The fuel-air mixture is pulled into the manifold 66 from the carburetor 
(not shown) in the usual manner, and the rotors 100 of the elements 84 are 
disposed directly in the flow stream of the fuel-air mixture entering the 
manifold. The moving flow stream transmits rotation to the rotors 100, 
which stir the flow stream for an agitation thereof. The flow stream then 
enters the area surrounding the sonic reeds 46 which impress a sonic 
frequency on the flow stream. The fuel-air mixture then presses through 
the grids 28 which heat the flow stream and possibly magnetically affect 
the molecular structure of the fuel-air mixture while straightening out 
the flow path of the fuel-air mixture. The heated grid means 28 also 
substantially vaporizes the fuel-air mixture. The fuel-air mixture thus 
treated produces a greatly increased conservation efficiency as well as 
increased engine operating efficiency. 
It will be readily apparent that the invention may be utilized with 
substantially any type carburetor and manifold combination, from single 
barrel carburetors to multiple barrel carburetors, with great fuel 
conservation during operation of the associated engine, or the like. 

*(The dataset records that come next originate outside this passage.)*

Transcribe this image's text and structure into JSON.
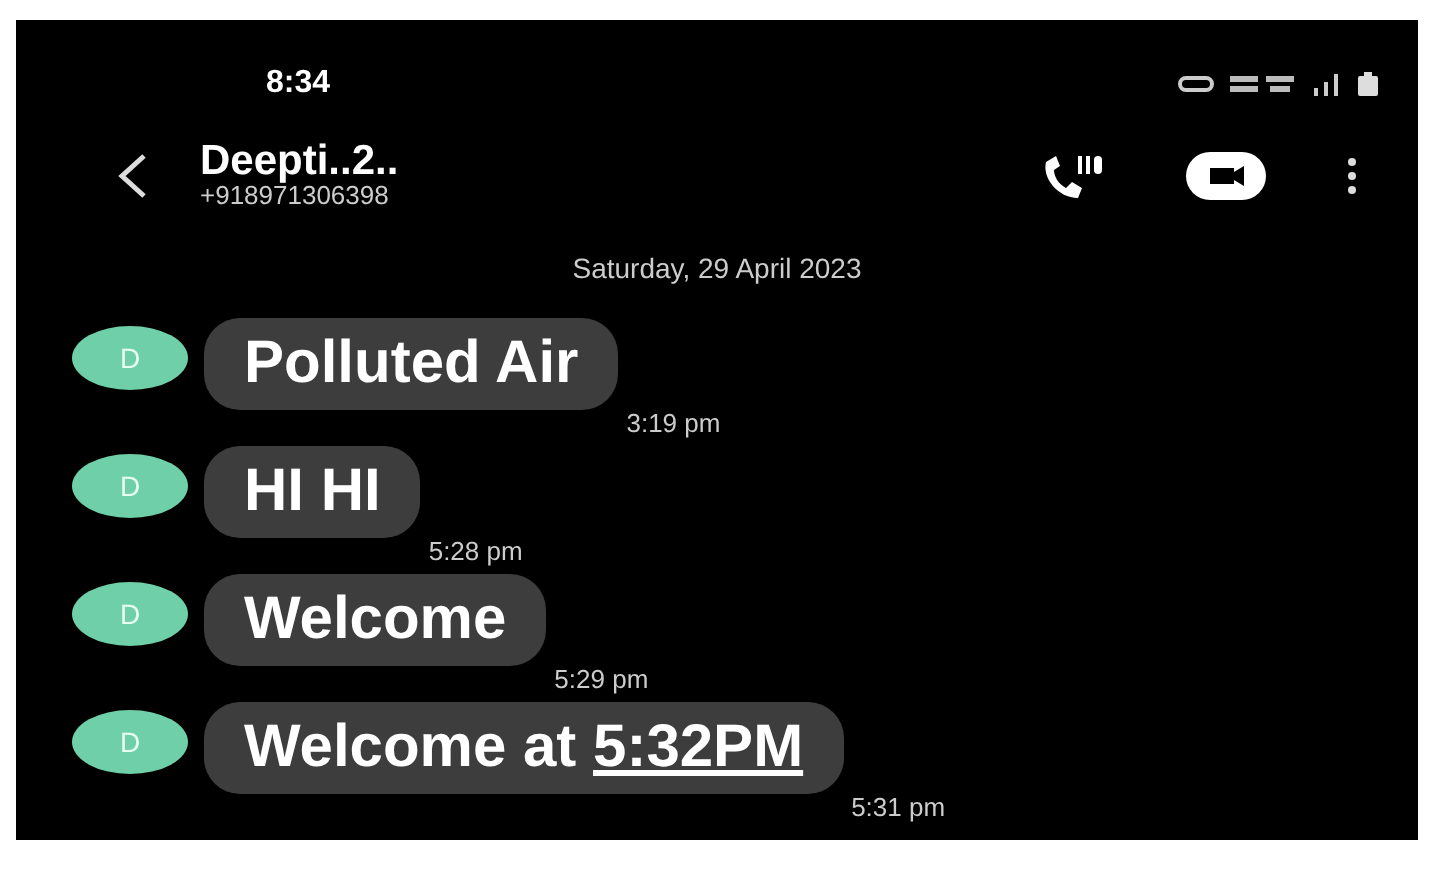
{
  "status_bar": {
    "time": "8:34"
  },
  "header": {
    "contact_name": "Deepti..2..",
    "phone_number": "+918971306398"
  },
  "date_divider": "Saturday, 29 April 2023",
  "messages": [
    {
      "avatar": "D",
      "parts": [
        {
          "kind": "text",
          "text": "Polluted Air"
        }
      ],
      "time": "3:19 pm"
    },
    {
      "avatar": "D",
      "parts": [
        {
          "kind": "text",
          "text": "HI HI"
        }
      ],
      "time": "5:28 pm"
    },
    {
      "avatar": "D",
      "parts": [
        {
          "kind": "text",
          "text": "Welcome"
        }
      ],
      "time": "5:29 pm"
    },
    {
      "avatar": "D",
      "parts": [
        {
          "kind": "text",
          "text": "Welcome at"
        },
        {
          "kind": "link",
          "text": "5:32PM"
        }
      ],
      "time": "5:31 pm"
    }
  ]
}
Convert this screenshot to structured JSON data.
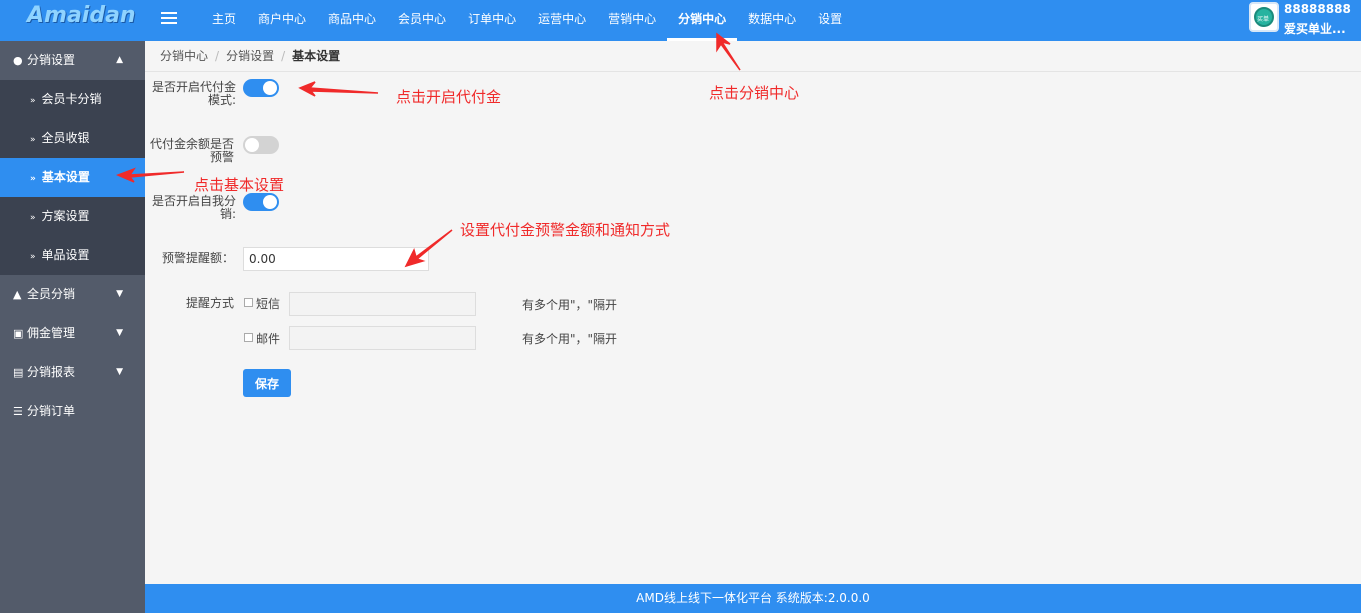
{
  "app": {
    "logo": "Amaidan"
  },
  "nav": {
    "items": [
      "主页",
      "商户中心",
      "商品中心",
      "会员中心",
      "订单中心",
      "运营中心",
      "营销中心",
      "分销中心",
      "数据中心",
      "设置"
    ],
    "active_index": 7
  },
  "user": {
    "id": "88888888",
    "name": "爱买单业...",
    "avatar_text": "买单"
  },
  "sidebar": {
    "group_distribution_settings": "分销设置",
    "sub_items": [
      "会员卡分销",
      "全员收银",
      "基本设置",
      "方案设置",
      "单品设置"
    ],
    "active_sub_index": 2,
    "group_all_distribution": "全员分销",
    "group_commission": "佣金管理",
    "group_report": "分销报表",
    "group_orders": "分销订单"
  },
  "breadcrumb": {
    "items": [
      "分销中心",
      "分销设置",
      "基本设置"
    ],
    "separator": "/"
  },
  "form": {
    "proxy_pay_label": "是否开启代付金模式:",
    "proxy_pay_on": true,
    "balance_warn_label": "代付金余额是否预警",
    "balance_warn_on": false,
    "self_dist_label": "是否开启自我分销:",
    "self_dist_on": true,
    "warn_amount_label": "预警提醒额：",
    "warn_amount_value": "0.00",
    "remind_method_label": "提醒方式",
    "sms_label": "短信",
    "email_label": "邮件",
    "sms_hint": "有多个用\"，\"隔开",
    "email_hint": "有多个用\"，\"隔开",
    "save_label": "保存"
  },
  "annotations": {
    "enable_proxy": "点击开启代付金",
    "click_distribution": "点击分销中心",
    "click_basic": "点击基本设置",
    "set_warning": "设置代付金预警金额和通知方式"
  },
  "footer": {
    "text": "AMD线上线下一体化平台 系统版本:2.0.0.0"
  },
  "colors": {
    "primary": "#2f8ef0",
    "sidebar": "#535b6a",
    "sidebar_sub": "#3b4250",
    "annotation": "#f02a2a"
  }
}
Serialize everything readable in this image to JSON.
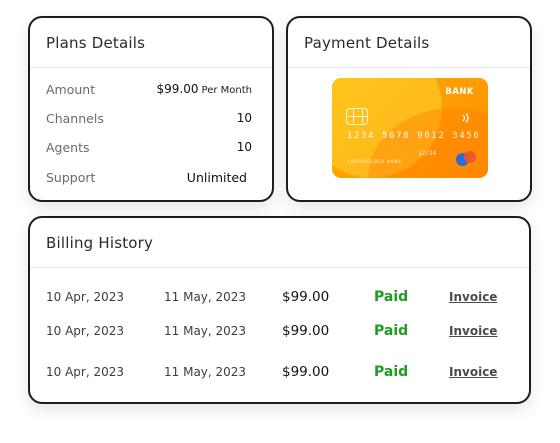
{
  "plans": {
    "title": "Plans Details",
    "items": [
      {
        "label": "Amount",
        "value": "$99.00",
        "suffix": "Per Month"
      },
      {
        "label": "Channels",
        "value": "10"
      },
      {
        "label": "Agents",
        "value": "10"
      },
      {
        "label": "Support",
        "value": "Unlimited"
      }
    ]
  },
  "payment": {
    "title": "Payment Details",
    "card": {
      "bank": "BANK",
      "number": "1234 5678 9012 3456",
      "holder": "CARDHOLDER NAME",
      "expiry": "12/24",
      "colors": {
        "primary": "#ffa000",
        "logo_left": "#2e6bd6",
        "logo_right": "#f0522e"
      },
      "icons": {
        "chip": "chip-icon",
        "contactless": "contactless-icon",
        "network": "card-network-logo"
      }
    }
  },
  "billing": {
    "title": "Billing History",
    "rows": [
      {
        "start": "10 Apr, 2023",
        "end": "11 May, 2023",
        "amount": "$99.00",
        "status": "Paid",
        "invoice": "Invoice"
      },
      {
        "start": "10 Apr, 2023",
        "end": "11 May, 2023",
        "amount": "$99.00",
        "status": "Paid",
        "invoice": "Invoice"
      },
      {
        "start": "10 Apr, 2023",
        "end": "11 May, 2023",
        "amount": "$99.00",
        "status": "Paid",
        "invoice": "Invoice"
      }
    ],
    "status_color": "#1f9d1f"
  }
}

From the foregoing it will be apparent that the present invention provides 
a novel fuel conservation device comprising three essential and basic 
stages: a rotor stage wherein the fuel-air mixture flow stream is stirred 
for an agitation thereof, a sonic frequency stage wherein sonic frequency 
is impressed on the flow stream, and a heated grid stage wherein the flow 
stream is heated for a substantial vaporization thereof and possibly 
magnetically affected as well as the straightening of the flow path of the 
fuel-air mixture leaving the manifold. The novel device is simple and 
efficient in operation and economical and durable in construction. 
Whereas the present invention has been described in particular relation to 
the drawings attached hereto, it should be understood that other and 
further modifications, apart from those shown or suggested herein, may be 
made within the spirit and scope of this invention.